The European Medicines Agency (EMA) has raised a safety signal about the potential link between GLP-1 agonists and thyroid cancer, while the FDA has already slapped semaglutide and tirzepatide (Mounjaro), a drug which combines GLP-1 and glucose-dependent insulinotropic polypeptide (GIP) agonist activity, with boxed warnings (formerly known as ‘black box warnings’) for thyroid cancer.

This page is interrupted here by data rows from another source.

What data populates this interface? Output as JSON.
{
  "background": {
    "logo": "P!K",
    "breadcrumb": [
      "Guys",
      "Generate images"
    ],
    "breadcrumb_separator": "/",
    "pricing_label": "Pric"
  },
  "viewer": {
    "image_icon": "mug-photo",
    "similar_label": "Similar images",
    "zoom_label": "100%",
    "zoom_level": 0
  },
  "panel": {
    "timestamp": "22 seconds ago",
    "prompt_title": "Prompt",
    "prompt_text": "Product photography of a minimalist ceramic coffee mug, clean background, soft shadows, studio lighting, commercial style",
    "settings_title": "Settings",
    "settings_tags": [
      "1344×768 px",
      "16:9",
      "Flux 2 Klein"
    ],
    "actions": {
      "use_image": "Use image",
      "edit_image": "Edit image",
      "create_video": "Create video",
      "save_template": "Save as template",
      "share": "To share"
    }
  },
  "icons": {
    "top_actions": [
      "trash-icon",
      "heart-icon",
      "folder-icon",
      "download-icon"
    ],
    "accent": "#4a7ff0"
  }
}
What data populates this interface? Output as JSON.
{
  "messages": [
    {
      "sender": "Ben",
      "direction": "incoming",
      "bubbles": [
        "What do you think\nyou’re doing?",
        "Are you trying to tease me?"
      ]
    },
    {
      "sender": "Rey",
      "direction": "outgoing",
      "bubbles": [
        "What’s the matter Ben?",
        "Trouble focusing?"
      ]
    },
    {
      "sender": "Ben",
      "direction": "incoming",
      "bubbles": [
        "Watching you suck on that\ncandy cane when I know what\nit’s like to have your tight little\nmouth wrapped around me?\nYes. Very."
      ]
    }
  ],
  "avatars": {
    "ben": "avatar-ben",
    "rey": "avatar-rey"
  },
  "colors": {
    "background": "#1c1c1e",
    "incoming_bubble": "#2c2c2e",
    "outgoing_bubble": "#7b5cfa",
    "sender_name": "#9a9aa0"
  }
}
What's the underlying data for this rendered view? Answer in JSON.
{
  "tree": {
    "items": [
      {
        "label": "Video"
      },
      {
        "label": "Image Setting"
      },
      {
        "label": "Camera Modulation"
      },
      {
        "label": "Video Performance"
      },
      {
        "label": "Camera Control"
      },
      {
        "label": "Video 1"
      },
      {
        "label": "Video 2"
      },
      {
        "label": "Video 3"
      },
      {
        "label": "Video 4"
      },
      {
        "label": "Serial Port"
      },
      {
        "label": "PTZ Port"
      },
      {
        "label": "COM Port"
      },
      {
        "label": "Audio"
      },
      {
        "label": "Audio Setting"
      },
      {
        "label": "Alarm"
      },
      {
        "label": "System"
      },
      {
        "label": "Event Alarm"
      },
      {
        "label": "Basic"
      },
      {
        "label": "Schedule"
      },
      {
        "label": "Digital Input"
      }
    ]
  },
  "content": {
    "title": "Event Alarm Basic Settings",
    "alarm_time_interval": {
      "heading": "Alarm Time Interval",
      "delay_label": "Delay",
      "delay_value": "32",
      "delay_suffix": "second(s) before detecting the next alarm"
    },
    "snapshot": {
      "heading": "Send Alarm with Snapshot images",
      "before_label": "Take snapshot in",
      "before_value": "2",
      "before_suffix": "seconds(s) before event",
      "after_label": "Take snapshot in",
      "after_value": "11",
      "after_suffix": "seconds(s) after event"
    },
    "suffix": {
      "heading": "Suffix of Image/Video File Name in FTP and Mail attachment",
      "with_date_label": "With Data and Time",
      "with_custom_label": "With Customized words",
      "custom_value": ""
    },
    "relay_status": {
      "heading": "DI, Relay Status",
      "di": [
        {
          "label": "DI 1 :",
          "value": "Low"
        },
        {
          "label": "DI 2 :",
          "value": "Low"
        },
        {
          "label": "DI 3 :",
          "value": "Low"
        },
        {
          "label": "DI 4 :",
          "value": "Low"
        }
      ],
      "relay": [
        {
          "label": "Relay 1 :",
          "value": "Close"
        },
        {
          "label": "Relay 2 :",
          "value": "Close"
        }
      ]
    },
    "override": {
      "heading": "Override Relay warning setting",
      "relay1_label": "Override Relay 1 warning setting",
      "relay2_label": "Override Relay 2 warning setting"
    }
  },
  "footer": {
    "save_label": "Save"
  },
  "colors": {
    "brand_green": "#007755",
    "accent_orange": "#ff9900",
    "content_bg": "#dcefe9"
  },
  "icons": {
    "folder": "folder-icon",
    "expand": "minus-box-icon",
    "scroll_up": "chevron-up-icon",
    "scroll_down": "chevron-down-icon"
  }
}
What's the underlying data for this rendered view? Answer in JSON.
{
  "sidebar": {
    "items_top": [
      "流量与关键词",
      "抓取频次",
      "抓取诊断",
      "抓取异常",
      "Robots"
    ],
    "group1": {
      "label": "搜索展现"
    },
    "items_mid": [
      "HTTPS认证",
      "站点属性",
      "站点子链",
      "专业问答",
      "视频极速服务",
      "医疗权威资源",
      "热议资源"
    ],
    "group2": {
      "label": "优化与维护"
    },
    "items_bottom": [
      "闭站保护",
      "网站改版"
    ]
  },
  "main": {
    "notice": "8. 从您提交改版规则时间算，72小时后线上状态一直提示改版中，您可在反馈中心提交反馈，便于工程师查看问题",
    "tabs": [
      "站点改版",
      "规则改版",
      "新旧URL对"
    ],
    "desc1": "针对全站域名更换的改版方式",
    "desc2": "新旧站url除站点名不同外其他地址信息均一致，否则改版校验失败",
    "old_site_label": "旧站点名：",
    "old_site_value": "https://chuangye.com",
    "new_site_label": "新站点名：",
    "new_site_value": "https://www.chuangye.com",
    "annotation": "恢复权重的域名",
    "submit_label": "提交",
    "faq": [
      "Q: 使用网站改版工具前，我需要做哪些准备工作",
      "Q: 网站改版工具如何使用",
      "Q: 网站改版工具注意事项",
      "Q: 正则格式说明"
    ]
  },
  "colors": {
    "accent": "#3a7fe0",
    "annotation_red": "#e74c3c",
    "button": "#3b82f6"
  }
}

And just to put the icing on the cake, truth warrior Geoff Pain, PhD brought my attention to the Australian Public Assessment Report (AUSPAR) for Semaglutide, which referred obliquely to concerns about “the endotoxin aspects of safety”. As Geoff highlights in this article, semaglutide (and all the other GLP-1 agonists) are produced by biological fermentation through gene recombination technology, and the resulting products are contaminated with residual DNA and endotoxin from the bacteria used in this process.
Endotoxin, as I have discussed in several previous articles, is a powerful bacteria-derived trigger of inflammation, and is associated with reduced glucose tolerance (which can eventually lead to diabetes), body weight gain, fat mass development and oxidative stress. Sounds like a good thing to have in your diabetes and weight loss drug.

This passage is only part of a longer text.